« Ça s’est passé vers une heure du matin, j’ai entendu les pompiers et des gens qui couraient », raconte un habitant du 3e arrondissement de Paris. Dans la nuit de mercredi à jeudi, un groupe d’individus a mis le feu à des scooters en deux endroits dans ce quartier aisé. L’un, rue des Coutures Saint-Gervais, à côté du Musée Picasso, dont les rez-de-chaussée sont occupés par de nombreux galeristes. L’autre, rue Pastourelle, à proximité de l’hôtel particulier où avait élu domicile la « Star ac’ », l’ancien divertissement phare de TF1. Le quartier, situé dans le Marais, est réputé pour son calme, du moins la nuit, et son cadre de vie.

« L’immeuble a bien morflé », lance un badaud passant rue des Coutures-Saint-Gervais, choqué par la vision d’une dizaine de scooters calcinés, dont il ne reste que les carcasses collées au bitume par la chaleur de l’incendie. La façade de l’immeuble au pied des scooters détruits par les incendiaires est noire charbon. Parant au plus pressé, des habitants nettoient leurs fenêtres recouvertes de suie.

« Ça a été rapide, les flammes sont montées très vite », témoigne la gérante d’une galerie. Les flammes ont léché les vitrines et les murs qui, hier après-midi, avaient un aspect craquelé. Les pompiers ont répandu sur le sinistre une matière qui ressemble à de la terre rouge afin d’étouffer le feu.

Rue Pastourelle, des ouvriers équipés de mètres prennent des mesures des fenêtres de l’immeuble touché par les flammes. Des personnes en costume, elles, établissent des devis pour estimer le coût des dégâts, à l’intention des assurances. « Personne n’a chômé, dit l’une des résidentes de l’immeuble. La police est venue quatre fois cette nuit. » A côté d’elle, la gardienne de l’immeuble, qui semble informée de l’enquête, lance a une assemblée qui contemple ce spectacle de désolation : « La police en a déjà chopé un (des incendiaires). » Elle ne dira pas plus…

Ici comme rue des Coutures-Saint-Gervais, distantes de deux cents mètres seulement, des scooters ont fondu comme des bougies. La façade de l’immeuble s’en sort toutefois un peu mieux que celle donnant sur le Musée Picasso : « Il n’y a pas eu d’appel d’air, vous comprenez ? » explique un habitant du lieu. Il continue : « C’était vers minuit et demi. Des individus avec des capuches. Ils se sont pris directement aux deux-roues sur le parking. »

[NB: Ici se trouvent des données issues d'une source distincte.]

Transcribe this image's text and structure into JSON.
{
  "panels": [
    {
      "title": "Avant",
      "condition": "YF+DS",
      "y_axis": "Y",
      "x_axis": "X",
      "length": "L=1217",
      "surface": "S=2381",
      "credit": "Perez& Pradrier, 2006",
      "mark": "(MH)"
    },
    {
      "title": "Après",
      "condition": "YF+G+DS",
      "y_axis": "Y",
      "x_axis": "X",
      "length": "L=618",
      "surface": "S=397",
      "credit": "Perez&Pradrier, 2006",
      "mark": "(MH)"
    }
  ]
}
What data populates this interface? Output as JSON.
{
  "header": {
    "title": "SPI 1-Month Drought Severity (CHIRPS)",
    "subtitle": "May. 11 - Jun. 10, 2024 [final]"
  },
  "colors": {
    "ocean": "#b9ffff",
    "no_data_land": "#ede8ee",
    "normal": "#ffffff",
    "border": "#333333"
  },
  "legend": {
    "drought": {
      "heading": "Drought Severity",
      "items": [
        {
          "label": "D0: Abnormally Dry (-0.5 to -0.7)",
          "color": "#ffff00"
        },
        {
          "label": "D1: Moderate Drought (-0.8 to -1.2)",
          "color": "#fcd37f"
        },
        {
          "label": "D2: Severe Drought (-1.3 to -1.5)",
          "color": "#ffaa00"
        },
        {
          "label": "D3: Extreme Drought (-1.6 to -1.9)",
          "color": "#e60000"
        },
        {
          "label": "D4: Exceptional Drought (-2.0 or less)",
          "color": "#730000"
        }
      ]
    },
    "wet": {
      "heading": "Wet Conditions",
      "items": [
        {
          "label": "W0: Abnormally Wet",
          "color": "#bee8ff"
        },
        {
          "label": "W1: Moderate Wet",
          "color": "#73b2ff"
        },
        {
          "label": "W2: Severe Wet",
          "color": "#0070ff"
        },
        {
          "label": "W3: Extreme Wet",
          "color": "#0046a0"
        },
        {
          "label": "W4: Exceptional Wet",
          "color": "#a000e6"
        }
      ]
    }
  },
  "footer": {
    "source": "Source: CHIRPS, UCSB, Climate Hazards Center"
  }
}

Deux hommes, toujours rue Pastourelle, ont une discussion animée sur l’utilité ou non des caméras de surveillance, dont le quartier à cet endroit est apparemment dépourvu. « C’est très dangereux. Vous imaginez, ça aurait pu causer des dégâts mortels, une voiture a vite fait d’exploser. En plus, c’est à côté de la cache d’électricité… », relève l’un d’eux sans terminer sa phrase, comme s’il s’imaginait un enchaînement fatal.

L’habitant de l’immeuble intervient de façon à être entendu par les personnes présentes sur les lieux : « Ça y est, on nous attaque ! Nous ne sommes plus le 75-3, mais dans 9-3 ! » Il sort une cigarette de son paquet, l’allume et poursuit : « La cache d’essence du scooter n’est pas aussi bien protégée que la cache d’essence d’une voiture. C’est facile de l’ouvrir et de balancer une flamme dedans. Regardez l’état de la porte d’entrée, elle a tenu le coup. C’est une porte à l’ancienne. » A propos des policiers, il ajoute : « Ils ont fait un bon boulot, rapide, efficace. »

Une dame âgée qui tient un petit chien en laisse, s’approche, elle n’est au courant de rien. Elle veut savoir. L’habitant ne se fait pas prier pour lui répondre. Après lui avoir tout raconté de nouveau, il fait part de cette considération : « La mixité sociale n’est pas bonne. La preuve, elle n’apporte que jalousie. Je brûle ton bien parce que tu n’es qu’un bobo égoïste. Il n’y a pas d’autres explications de mon point de vue. Nous sommes trop laxistes. Déjà qu’il y a eu un incident de la même sorte en mai dernier. Ils ont essayé d’ouvrir la porte du parking de l’immeuble pour rendre visite aux voitures. Heureusement pour nous, la porte ne fonctionnait pas. »

« J’espère que l’assurance va rembourser vite. Oh là là, ma moto, c’était mon outil de travail. Je vais me coltiner les transports pour minimum trois semaines », désespère un homme dont le deux-roues est parti en flammes.